If you have one laying around, you might try lighting a candle and holding the exposed cavity's down in the flame.

This will "smoke" the mold but (IMO) more importantly, because you used a candle, the smoke will contain some unburned paraffin wax.

The wax on the surface should guarantee the hardened lead will not stick to the surface.
It works for me. :grin:
 
Zonie said:
Rifleman1776 said:
:( Well, just tried the mould. All is not well. Balls stick inside something fierce. I have to pry out with an awl. Not good. I did spray with a mould release. But, will let it cool and use a different release and try again.
If you have one laying around, you might try lighting a candle and holding the exposed cavity's down in the flame.

This will "smoke" the mold but (IMO) more importantly, because you used a candle, the smoke will contain some unburned paraffin wax.

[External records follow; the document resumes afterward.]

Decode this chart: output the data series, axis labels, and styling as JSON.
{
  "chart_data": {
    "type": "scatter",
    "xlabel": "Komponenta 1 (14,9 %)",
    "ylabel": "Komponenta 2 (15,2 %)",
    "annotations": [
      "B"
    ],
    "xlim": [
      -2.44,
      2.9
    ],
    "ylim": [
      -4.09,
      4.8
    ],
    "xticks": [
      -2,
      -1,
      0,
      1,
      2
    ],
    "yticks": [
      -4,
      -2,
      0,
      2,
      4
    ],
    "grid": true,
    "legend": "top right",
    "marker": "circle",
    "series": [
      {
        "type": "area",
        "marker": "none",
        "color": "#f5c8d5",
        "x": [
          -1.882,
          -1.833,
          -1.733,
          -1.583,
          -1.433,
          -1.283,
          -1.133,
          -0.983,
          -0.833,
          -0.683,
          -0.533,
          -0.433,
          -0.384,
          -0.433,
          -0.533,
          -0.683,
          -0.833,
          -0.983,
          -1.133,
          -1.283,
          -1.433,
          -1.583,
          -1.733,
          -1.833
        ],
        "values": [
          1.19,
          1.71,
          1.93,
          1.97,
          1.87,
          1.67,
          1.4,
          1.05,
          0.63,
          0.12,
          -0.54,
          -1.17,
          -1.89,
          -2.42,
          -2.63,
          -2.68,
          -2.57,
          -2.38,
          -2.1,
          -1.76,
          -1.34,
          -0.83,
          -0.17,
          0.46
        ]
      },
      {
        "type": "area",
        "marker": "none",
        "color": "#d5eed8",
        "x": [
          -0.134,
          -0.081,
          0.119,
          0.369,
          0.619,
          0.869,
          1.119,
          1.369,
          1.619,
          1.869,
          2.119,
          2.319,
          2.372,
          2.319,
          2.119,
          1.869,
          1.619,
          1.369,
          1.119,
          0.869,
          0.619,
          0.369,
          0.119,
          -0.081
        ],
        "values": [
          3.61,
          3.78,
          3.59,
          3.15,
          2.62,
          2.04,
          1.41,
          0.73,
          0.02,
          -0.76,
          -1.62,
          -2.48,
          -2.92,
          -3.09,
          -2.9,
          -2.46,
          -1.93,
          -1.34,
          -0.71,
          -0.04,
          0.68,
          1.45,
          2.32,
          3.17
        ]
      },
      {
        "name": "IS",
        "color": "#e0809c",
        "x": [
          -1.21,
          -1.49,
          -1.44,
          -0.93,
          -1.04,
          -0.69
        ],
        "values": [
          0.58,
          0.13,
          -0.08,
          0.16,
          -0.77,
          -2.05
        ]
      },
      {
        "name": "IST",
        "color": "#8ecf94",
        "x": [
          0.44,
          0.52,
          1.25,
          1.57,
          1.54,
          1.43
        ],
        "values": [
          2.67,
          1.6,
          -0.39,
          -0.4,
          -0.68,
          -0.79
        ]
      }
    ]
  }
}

The wax on the surface should guarantee the hardened lead will not stick to the surface.
It works for me. :grin:


Yep. In the past I have done the candle thing and will try. However, the sprue is quite long. I may drill the 'puddle' a bit deeper to shorten it. Haven't done that yet. I need to think about that move more before I screw up the mould entirely.
 
Zonie said:
..."smoke" the mold....

That's always worked a treat for me with Tanner molds.

As for oversize sprues, I just use either one-sided sidecutters or gate cutters. Either lets me cut right up flush with the ball. Excess lead goes right back into the pot.

All pretty standard stuff for lead casting. I cast 100's of pounds of fishing weights up to 32 oz each year along with balls and bullets, so it's standard stuff close at hand for me.
 
If you have to pry the RBs out, it sounds like it may be cut off center. I've had sticky moulds before but never one I had to pry the bullets out and a RB should even be easier.